6/13/2005

Sasquatch comedy filming in Oregon

Location shooting by the creators of "Napoleon Dynamite" will continue through early July

Monday, June 13, 2005

Portland, OR ,USA

By STEVEN AMICK

The Oregonian

The Hollywood team that created last year's offbeat hit "Napoleon Dynamite" chose the Portland area to film a comedy about a Bigfoot hunter to be released next spring.

Producers of "The Sasquatch Dumpling Gang" filmed this month in Oregon City, Gladstone, Estacada and West Linn. They will continue working in Oregon until shortly after July Fourth.

The movie, written and directed by Tim Skousen and produced by Jeremy Coon, follows a group of young friends who discover large footprints in the woods.

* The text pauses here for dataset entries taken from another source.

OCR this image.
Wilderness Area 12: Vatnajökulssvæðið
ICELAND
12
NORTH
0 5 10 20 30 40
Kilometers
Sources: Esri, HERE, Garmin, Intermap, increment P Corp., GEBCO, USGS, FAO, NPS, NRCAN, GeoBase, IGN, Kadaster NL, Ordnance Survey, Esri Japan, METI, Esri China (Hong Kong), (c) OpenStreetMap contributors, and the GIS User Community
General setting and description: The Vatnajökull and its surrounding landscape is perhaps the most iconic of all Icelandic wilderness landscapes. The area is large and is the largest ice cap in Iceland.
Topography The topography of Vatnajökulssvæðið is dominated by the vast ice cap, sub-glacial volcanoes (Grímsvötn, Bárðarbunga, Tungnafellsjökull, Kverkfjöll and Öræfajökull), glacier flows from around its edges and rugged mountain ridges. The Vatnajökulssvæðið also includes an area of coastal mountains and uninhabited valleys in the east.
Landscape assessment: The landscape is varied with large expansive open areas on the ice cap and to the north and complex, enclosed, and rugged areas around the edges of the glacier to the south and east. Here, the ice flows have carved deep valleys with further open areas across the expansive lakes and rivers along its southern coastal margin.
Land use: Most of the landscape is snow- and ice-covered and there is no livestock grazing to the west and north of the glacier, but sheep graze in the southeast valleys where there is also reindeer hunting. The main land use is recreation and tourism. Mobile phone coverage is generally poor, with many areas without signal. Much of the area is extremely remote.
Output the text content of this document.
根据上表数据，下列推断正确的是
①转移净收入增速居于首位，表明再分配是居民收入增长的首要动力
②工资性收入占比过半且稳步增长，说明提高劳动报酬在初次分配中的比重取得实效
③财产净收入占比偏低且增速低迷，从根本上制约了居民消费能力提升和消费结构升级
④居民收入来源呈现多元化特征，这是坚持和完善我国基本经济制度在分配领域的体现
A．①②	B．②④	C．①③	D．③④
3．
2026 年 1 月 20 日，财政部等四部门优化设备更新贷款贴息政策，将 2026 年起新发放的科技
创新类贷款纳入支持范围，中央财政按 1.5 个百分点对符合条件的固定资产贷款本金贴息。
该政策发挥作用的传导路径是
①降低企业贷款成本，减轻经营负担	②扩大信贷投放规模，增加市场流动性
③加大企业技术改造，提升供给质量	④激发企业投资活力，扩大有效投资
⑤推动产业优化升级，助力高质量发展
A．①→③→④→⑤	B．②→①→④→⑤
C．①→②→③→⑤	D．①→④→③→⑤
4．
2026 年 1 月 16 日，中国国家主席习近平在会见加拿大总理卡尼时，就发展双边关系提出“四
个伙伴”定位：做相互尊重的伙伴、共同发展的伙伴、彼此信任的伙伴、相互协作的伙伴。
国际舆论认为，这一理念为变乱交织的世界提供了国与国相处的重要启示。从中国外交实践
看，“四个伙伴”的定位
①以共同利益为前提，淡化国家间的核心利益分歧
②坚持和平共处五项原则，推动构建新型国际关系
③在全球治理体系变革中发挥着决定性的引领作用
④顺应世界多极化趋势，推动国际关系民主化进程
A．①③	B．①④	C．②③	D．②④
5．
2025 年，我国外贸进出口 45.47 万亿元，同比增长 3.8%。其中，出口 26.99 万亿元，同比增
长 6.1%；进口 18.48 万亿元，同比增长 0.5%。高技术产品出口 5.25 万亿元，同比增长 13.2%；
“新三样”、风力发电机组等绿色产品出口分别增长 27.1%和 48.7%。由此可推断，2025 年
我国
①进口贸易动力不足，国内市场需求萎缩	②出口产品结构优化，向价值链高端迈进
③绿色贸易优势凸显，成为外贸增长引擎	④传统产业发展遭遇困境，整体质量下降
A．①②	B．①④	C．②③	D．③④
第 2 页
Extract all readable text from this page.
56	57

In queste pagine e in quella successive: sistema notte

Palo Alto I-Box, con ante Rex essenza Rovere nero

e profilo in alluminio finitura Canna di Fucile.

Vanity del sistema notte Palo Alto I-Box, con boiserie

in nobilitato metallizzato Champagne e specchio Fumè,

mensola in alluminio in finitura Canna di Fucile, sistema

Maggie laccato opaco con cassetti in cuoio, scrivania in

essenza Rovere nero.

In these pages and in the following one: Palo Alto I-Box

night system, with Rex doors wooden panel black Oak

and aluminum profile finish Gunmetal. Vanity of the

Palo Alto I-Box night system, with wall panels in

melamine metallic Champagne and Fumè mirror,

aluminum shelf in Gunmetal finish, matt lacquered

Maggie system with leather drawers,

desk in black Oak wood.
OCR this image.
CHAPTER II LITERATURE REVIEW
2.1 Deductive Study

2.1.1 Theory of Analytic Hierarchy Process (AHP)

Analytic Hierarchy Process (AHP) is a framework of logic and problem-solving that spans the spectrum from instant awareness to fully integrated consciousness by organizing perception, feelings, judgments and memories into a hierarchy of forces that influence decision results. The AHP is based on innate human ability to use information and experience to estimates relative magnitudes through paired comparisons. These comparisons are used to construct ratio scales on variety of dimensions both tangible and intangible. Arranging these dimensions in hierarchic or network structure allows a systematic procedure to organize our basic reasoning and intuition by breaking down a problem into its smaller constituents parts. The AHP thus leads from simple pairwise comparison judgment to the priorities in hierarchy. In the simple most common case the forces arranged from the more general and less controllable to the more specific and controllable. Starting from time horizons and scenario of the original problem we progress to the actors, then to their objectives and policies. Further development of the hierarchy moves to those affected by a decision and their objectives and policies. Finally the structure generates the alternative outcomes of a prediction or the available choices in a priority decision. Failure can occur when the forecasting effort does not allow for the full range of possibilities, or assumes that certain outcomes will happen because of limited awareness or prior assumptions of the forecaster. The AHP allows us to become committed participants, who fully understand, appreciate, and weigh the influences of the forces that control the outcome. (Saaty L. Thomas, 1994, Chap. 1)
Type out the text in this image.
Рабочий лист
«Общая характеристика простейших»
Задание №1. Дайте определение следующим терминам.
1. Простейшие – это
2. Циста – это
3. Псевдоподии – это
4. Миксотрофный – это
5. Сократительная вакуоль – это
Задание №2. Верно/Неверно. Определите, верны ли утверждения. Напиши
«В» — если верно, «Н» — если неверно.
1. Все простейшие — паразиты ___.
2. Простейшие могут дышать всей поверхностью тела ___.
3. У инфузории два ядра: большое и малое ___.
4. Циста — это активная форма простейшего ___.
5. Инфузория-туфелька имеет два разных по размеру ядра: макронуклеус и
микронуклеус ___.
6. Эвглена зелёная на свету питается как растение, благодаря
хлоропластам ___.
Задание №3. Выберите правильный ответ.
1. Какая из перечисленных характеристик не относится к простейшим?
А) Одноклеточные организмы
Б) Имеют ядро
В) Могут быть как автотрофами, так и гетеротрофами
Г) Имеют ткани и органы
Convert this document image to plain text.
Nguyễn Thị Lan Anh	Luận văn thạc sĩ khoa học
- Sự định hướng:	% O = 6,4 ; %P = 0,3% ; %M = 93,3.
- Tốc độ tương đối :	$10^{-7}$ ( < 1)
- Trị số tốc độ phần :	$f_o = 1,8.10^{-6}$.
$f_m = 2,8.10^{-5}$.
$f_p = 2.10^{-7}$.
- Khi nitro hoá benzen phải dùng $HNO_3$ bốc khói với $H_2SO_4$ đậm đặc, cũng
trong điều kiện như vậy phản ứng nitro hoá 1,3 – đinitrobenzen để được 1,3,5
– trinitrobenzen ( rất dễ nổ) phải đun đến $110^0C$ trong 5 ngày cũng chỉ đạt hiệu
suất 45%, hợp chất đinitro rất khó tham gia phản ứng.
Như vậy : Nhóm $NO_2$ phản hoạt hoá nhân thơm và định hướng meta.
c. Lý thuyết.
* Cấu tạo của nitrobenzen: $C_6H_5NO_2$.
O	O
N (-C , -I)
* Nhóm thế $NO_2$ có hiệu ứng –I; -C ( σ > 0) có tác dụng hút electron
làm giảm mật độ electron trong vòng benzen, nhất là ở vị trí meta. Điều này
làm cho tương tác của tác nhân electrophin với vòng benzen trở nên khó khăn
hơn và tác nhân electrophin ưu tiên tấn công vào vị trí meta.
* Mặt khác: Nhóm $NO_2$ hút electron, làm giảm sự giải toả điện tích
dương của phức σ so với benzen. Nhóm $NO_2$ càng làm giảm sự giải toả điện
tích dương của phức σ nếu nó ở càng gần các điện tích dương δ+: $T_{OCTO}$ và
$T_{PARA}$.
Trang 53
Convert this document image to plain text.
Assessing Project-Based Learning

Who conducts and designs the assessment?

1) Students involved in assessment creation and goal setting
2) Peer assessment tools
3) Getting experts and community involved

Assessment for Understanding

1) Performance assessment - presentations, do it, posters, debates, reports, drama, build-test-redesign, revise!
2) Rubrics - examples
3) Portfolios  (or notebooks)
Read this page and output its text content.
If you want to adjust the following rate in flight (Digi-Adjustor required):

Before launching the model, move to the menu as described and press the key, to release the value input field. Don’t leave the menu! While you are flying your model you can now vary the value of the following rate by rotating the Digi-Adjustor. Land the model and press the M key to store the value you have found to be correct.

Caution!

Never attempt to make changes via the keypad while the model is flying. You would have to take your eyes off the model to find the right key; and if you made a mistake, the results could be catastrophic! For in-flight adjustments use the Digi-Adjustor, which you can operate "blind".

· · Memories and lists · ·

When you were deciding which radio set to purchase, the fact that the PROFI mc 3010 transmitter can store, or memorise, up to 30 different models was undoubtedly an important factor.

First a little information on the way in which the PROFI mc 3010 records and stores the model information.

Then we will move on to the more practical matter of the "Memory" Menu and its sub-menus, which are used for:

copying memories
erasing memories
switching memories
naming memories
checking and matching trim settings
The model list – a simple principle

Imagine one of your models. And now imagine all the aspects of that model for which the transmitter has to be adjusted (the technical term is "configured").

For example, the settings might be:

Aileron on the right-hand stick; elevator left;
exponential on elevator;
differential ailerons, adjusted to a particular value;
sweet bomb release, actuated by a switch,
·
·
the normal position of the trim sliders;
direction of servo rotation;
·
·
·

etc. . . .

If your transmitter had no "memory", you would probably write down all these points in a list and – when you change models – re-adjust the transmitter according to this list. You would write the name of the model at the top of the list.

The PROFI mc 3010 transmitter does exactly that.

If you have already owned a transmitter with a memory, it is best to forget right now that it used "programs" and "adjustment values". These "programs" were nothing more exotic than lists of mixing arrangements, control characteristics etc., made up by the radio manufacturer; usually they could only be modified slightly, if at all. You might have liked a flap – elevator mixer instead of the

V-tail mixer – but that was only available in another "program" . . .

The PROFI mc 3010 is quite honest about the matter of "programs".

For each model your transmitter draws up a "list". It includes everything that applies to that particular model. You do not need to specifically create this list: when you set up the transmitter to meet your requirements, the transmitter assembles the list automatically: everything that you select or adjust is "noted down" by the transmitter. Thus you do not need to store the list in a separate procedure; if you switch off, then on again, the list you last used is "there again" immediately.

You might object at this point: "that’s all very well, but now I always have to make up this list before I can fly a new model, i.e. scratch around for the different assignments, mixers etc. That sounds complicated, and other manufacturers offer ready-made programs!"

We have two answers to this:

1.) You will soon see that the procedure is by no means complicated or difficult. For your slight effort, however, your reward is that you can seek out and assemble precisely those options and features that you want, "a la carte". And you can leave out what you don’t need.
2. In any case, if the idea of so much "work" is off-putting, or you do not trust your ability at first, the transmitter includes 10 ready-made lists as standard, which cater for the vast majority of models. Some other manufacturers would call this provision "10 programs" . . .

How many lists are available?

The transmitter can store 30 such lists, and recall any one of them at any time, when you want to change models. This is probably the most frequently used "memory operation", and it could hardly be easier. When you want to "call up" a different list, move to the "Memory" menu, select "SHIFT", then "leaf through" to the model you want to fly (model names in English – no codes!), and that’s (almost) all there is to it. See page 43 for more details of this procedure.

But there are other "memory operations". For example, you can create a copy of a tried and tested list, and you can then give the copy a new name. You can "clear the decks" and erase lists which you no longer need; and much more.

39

Carl Weathers, ("Arrested Development," "Predator," "Rocky") plays Dr. Artimus Snodgrass, a world-famous Sasquatch expert trying to determine whether the prints are Bigfoot tracks.

During a break in Friday's filming at Mary S. Young State Park in West Linn, Weathers said it feels good to be back in the Northwest.

For a decade before he moved last year to Venice, Calif., the former Oakland Raiders football player lived and raised cattle on Washington's Whidbey Island.

"I appreciate the beauty and serenity of the woods here," said Weathers, 57. "Also, Portland is a magnificent city. Since I was first here, in the mid-'70s, it's been transformed; the culture, the diversity, the architecture."

Bob Schmaling, project manager for the Oregon Film and Video Office, said "The Sasquatch Dumpling Gang" is a relatively low-budget motion picture. "They'll spend under a million dollars in Oregon," Schmaling said. Much of that money, however, is providing jobs for Oregonians.

About half of the 60 or so members of the principal cast, as well as about 500 extras, are local.

Actors Justin Long and Joey Kern enjoyed an evening along Portland's Northwest 23rd Avenue on Thursday night.

"Joey and I both lived in New York for a long time," Long said, "and parts of downtown Portland are very much like New York."

Kern nodded. "People here," he said, "are a lot more alternative than I thought."